The making of potato chop. Thank you Auntie Layla!

Potato chop, ready to be fried!

Potato Chop

5 from 2 votes
Course Appetizer
Cuisine Middle Eastern
Servings 50 pieces

Ingredients
  

Meat Mixture

  • 2 lbs ground meat (80% meat, 20% fat)
  • 1 large onion, minced
  • 1 cup parsley, chopped
  • 2 tbsp bahar (all spice)
  • 1 tsp salt
  • 1 tbsp olive oil

Potato Mixture

  • 5 lbs Idaho potatoes
  • 1 tbsp corn starch
  • 4 tbsp bread crumbs
  • 2 medium eggs, beaten
  • 1 tbsp salt

For Frying

  • 2 cups vegetable oil

Instructions
 

Potato Mixture

  • Wash potatoes. Bring large pot of water to a boil.
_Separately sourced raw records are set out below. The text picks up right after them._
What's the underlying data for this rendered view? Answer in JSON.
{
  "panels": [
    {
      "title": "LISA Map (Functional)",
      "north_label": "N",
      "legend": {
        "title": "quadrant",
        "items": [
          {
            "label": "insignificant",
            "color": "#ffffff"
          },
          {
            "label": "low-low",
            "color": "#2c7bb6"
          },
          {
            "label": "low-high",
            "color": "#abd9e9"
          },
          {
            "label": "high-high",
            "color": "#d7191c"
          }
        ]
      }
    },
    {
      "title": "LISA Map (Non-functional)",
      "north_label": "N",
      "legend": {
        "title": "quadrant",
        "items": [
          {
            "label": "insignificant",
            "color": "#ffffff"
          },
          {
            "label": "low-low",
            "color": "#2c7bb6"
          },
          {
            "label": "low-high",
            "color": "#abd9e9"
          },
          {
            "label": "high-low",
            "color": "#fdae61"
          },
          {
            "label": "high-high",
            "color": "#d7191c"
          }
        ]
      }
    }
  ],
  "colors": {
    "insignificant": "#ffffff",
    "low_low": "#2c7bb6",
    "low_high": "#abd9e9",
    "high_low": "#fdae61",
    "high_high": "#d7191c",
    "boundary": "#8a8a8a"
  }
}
Boil potatoes until al dente. You should be able to puncture the middle of the potato with only slight resistance. Peal skin of potatoes.
  • Place boiled potatoes through a meat grinder or potato masher to mash. 
  • Add cornstarch, bread crumbs, salt, and eggs to potato mixture. Mix until it appears like dough.

Meat Mixture

  • Heat oil in a skillet. Add onion and cook until translucent. 
  • Add meat, bahar/all spice, and salt to skillet. Cook meat until browned.
  • Once meat is cooked place in bowl. Allow to cool for a few minutes and then mix in the fresh chopped parsley.  

Assembley

  • Coat hand with a little oil to prevent potato from sticking to hands. Take about a golf ball size of the potato mixture and roll into a ball.
  • Flatten ball to a disk about the size of your palm. 
  • Make a well shape in the middle of the disk and place about 2 tsp of the meat mixture in the center. *
  • Bring edges of potato mixture over the meat mixture to enclose. Flatten to create the shape of a plump disc. 

Frying

  • Fill a 3-3.5 quart pot with vegetable oil. Heat oil until thermometer reads about 325-350F or until sizzling hot. Place 2 potato chops in the oil and fry for about 2.5 minuets until golden brown.**
  • For best taste, enjoy shortly after frying!***

Notes

*For video tutorial on how to shape check out our Instagram stories at @ThreeTeasKitchen.
** Try to fry just one potato chop at first to ensure proper temperature of oil.
*** We recommend storing the fried potato chop in the fridge for a few days or in the freezer for future use. It is best stored with parchment paper between rows or in an airtight container. To reheat, cook in 400F oven for about 5 minuets, flipping midway.